All the way through Groundhog Day you get flashbacks to why you never really got on with your father when you were a child. This was before you got stuck in the same predicament as him and throughout the course of the game, you learn to appreciate why he was like he was. It’s quite a good story told in a genuine way with a poignant message to tell throughout.
The main premise of this quirky title is to play through the day, get everything completely wrong and learn for the next day’s re-run. For a VR title, it’s pretty much a perfect game style choice, interactive environments and stories like this one lend themselves well to VR platforms. Gameplay-wise, it plays quite a bit like Tequila Works last game, which I loved, The Sexy Brutale.
You must correctly make the day flow, pleasing all the characters and completing various tasks. The only issue is, you do not normally know what needs to be done until you have fluffed it the first time and got yourself into a right mess. Your phone then keeps a track of what tasks you need to do and its up to you to work out how to complete them.

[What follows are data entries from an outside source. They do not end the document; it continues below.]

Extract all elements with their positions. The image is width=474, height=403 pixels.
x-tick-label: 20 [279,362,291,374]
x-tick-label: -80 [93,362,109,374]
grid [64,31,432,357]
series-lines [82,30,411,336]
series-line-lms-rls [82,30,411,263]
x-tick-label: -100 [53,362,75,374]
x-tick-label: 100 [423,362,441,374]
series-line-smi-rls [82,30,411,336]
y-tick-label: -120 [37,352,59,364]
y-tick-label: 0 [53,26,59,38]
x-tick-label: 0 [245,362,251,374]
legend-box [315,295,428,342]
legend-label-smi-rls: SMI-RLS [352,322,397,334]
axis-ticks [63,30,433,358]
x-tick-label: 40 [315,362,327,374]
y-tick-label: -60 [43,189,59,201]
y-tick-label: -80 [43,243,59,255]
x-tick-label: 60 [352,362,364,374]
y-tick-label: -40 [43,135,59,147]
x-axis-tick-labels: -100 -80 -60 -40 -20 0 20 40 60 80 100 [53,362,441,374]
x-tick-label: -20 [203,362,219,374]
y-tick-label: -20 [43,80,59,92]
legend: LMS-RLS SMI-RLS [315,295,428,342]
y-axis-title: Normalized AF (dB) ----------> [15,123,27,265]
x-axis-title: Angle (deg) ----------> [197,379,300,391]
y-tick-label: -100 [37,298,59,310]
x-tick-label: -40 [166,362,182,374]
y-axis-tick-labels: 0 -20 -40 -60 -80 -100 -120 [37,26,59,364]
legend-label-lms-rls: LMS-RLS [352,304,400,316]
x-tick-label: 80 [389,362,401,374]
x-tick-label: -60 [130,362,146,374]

The gameplay is simple but quite satisfying when you work things out correctly.
As well as environmental tasks to complete you have a plethora of mini-games to complete too. Ranging from the quite fun ones to a few questionable ones. As with most VR games of this ilk, there is also a range of VR-type activities to have fun with. Drawing, playing guitar’s and throwing paper into a basketball hoop over a bin. It’s all standard fare for these types of virtual reality games these days and it’s very entertaining if unoriginal.
Graphically, Groundhog Day is very pleasing. The art style is cartoony and looks very crisp, bright and clear on the low resolution of the PSVR headset. The characters were all well rendered, the environments were detailed and everything was satisfying on the eye. Nothing is lost, nothing is difficult to read or see and I really enjoyed the presentation of this mind-bending, wibbly-wobbly, time-adventure.

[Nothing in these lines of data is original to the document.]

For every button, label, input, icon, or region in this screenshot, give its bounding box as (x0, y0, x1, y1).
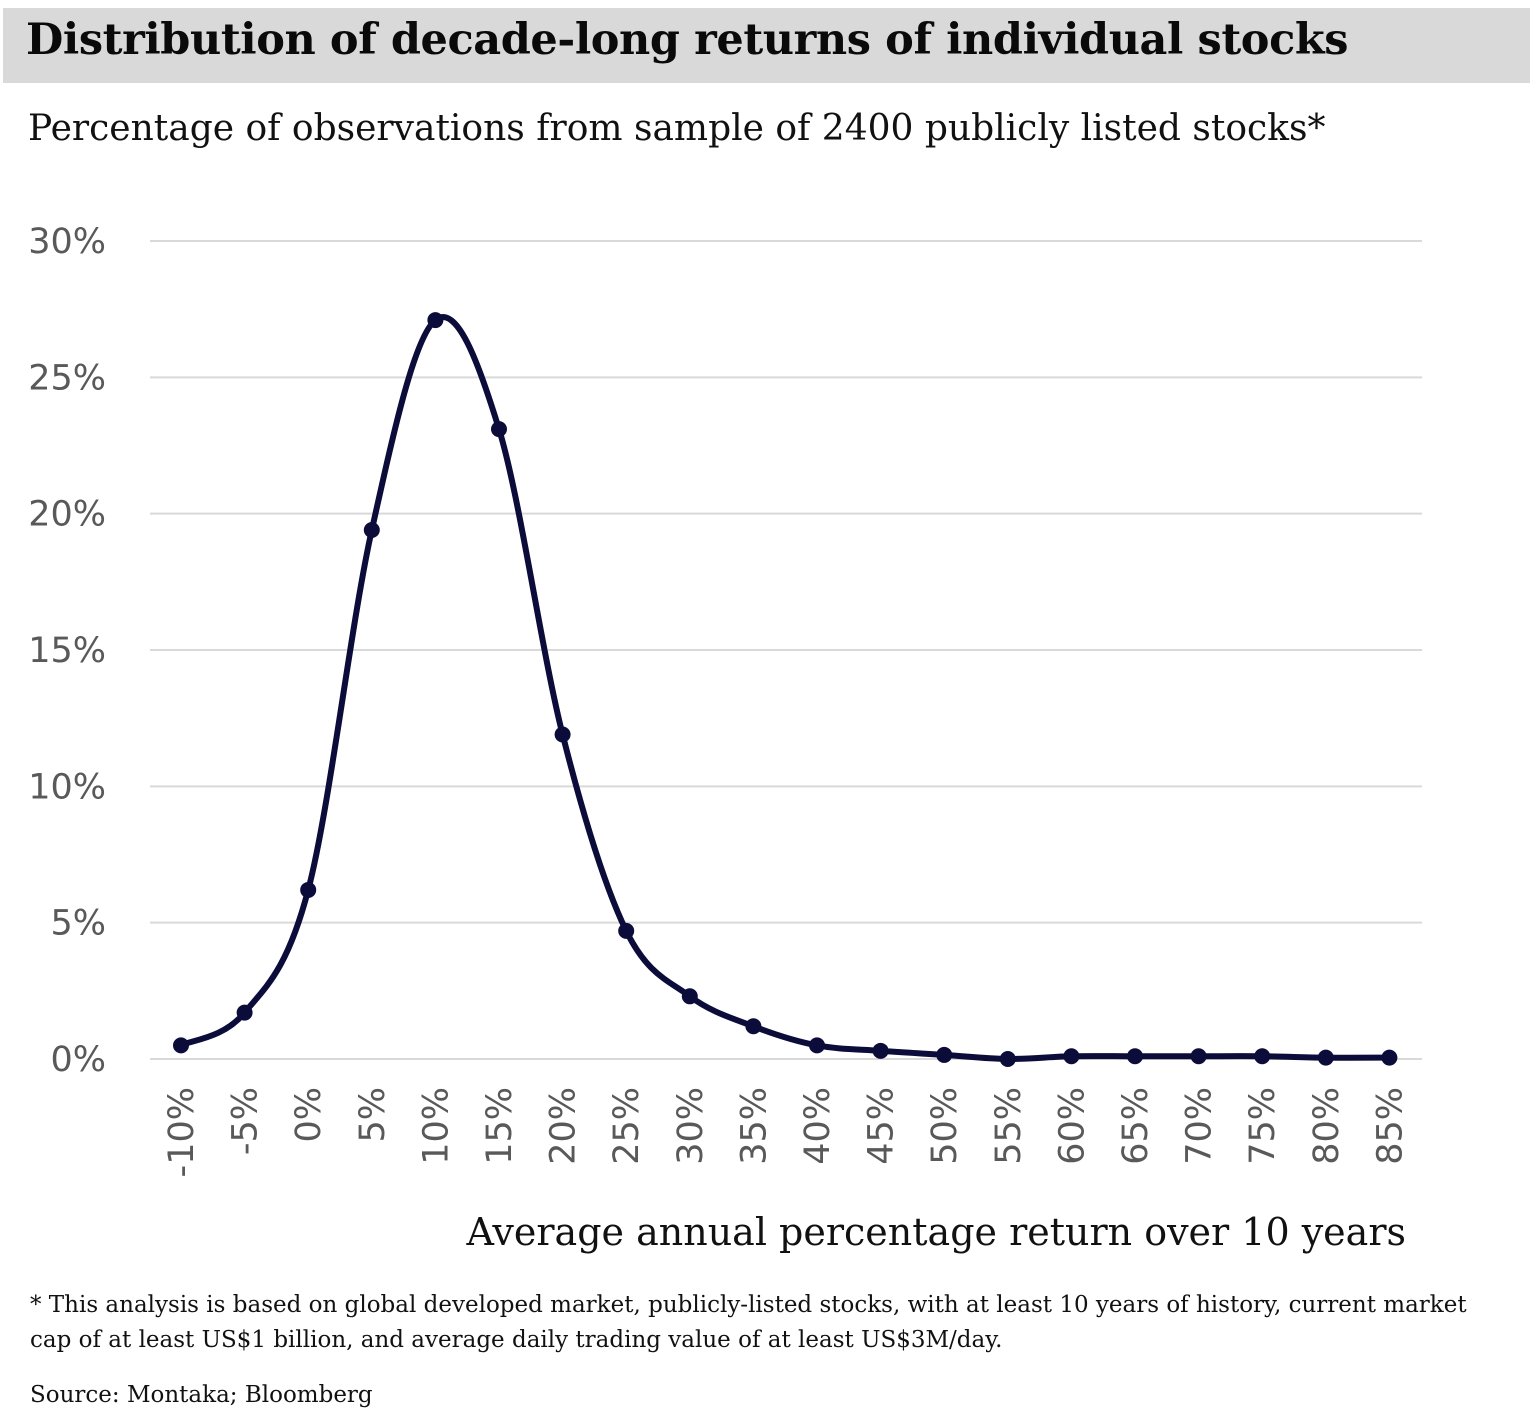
data-point (1063, 1048, 1080, 1065)
x-tick-label: 40% (798, 1087, 838, 1165)
x-axis-tick-labels: -10% -5% 0% 5% 10% 15% 20% 25% 30% 35% 40% 45% 50% 55… (162, 1087, 1410, 1177)
x-tick-label: 85% (1370, 1087, 1410, 1165)
data-point (554, 726, 571, 743)
y-tick-label: 15% (28, 631, 106, 671)
chart-subtitle: Percentage of observations from sample o… (28, 108, 1326, 149)
y-tick-label: 0% (50, 1040, 106, 1080)
data-point (300, 881, 317, 898)
title-bar (3, 8, 1530, 83)
data-point (681, 988, 698, 1005)
x-tick-label: 0% (289, 1087, 329, 1143)
data-point (491, 421, 507, 438)
y-tick-label: 30% (28, 222, 106, 262)
data-point (1190, 1048, 1207, 1065)
data-point (809, 1037, 825, 1054)
x-tick-label: 35% (734, 1087, 774, 1165)
x-tick-label: 10% (416, 1087, 456, 1165)
x-tick-label: 20% (544, 1087, 584, 1165)
footnote: * This analysis is based on global devel… (30, 1292, 1467, 1353)
series-line-layer (178, 314, 1393, 1063)
x-tick-label: 75% (1243, 1087, 1283, 1165)
gridlines (150, 240, 1422, 1060)
data-point (872, 1042, 889, 1059)
data-point (427, 312, 444, 329)
x-tick-label: 50% (925, 1087, 965, 1165)
x-tick-label: 15% (480, 1087, 520, 1165)
y-tick-label: 10% (28, 767, 106, 807)
data-point (1317, 1049, 1334, 1066)
x-axis-title: Average annual percentage return over 10… (466, 1210, 1406, 1254)
x-tick-label: -5% (226, 1087, 266, 1155)
series-line (178, 314, 1393, 1063)
data-point (1254, 1048, 1271, 1065)
data-point (745, 1018, 762, 1035)
source-note: Source: Montaka; Bloomberg (30, 1382, 373, 1408)
data-point (1127, 1048, 1143, 1065)
data-point (936, 1046, 953, 1063)
x-tick-label: 70% (1180, 1087, 1220, 1165)
line-chart: 0% 5% 10% 15% 20% 25% 30% -10% -5% 0% 5% 10% 15% 20%… (28, 222, 1422, 1254)
x-tick-label: 60% (1052, 1087, 1092, 1165)
y-axis-tick-labels: 0% 5% 10% 15% 20% 25% 30% (28, 222, 106, 1080)
data-point (236, 1004, 253, 1021)
x-tick-label: 5% (353, 1087, 393, 1143)
y-tick-label: 20% (28, 495, 106, 535)
x-tick-label: 80% (1307, 1087, 1347, 1165)
x-tick-label: 30% (671, 1087, 711, 1165)
data-point (1381, 1049, 1398, 1066)
x-tick-label: 55% (989, 1087, 1029, 1165)
y-tick-label: 25% (28, 358, 106, 398)
data-point (363, 522, 380, 539)
data-points (173, 312, 1398, 1067)
y-tick-label: 5% (50, 904, 106, 944)
data-point (173, 1037, 189, 1054)
data-point (999, 1051, 1016, 1067)
x-tick-label: 65% (1116, 1087, 1156, 1165)
x-tick-label: 45% (862, 1087, 902, 1165)
x-tick-label: 25% (607, 1087, 647, 1165)
chart-title: Distribution of decade-long returns of i… (26, 15, 1349, 65)
data-point (618, 922, 635, 939)
x-tick-label: -10% (162, 1087, 202, 1177)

The sound design is also rather good. The voice acting is believable, the sound effects are clear and the music fits the style of the game well. All in all the whole titles presentation is top-notch. Even down to the way some of the narrative is told between scenes, Phil Jr interacts with his followers on social media through posts and photos. It’s a nice touch that was quite witty and very unique.
From a VR implementation standpoint, I had very few issues, If any at all. The tracking was good, the VR ‘messiness’ was at a minimum. As I have stated before, as soon as you start getting frustrated and have to mess around with your VR setup to get things to work it ruins the experience. I think Groundhog Day is set-up in a way to minimise issues like this and it tells. You are restricted to where you can stand and what you can get involved with and it all works rather well and was enjoyable all the way through this short, five hour or so adventure.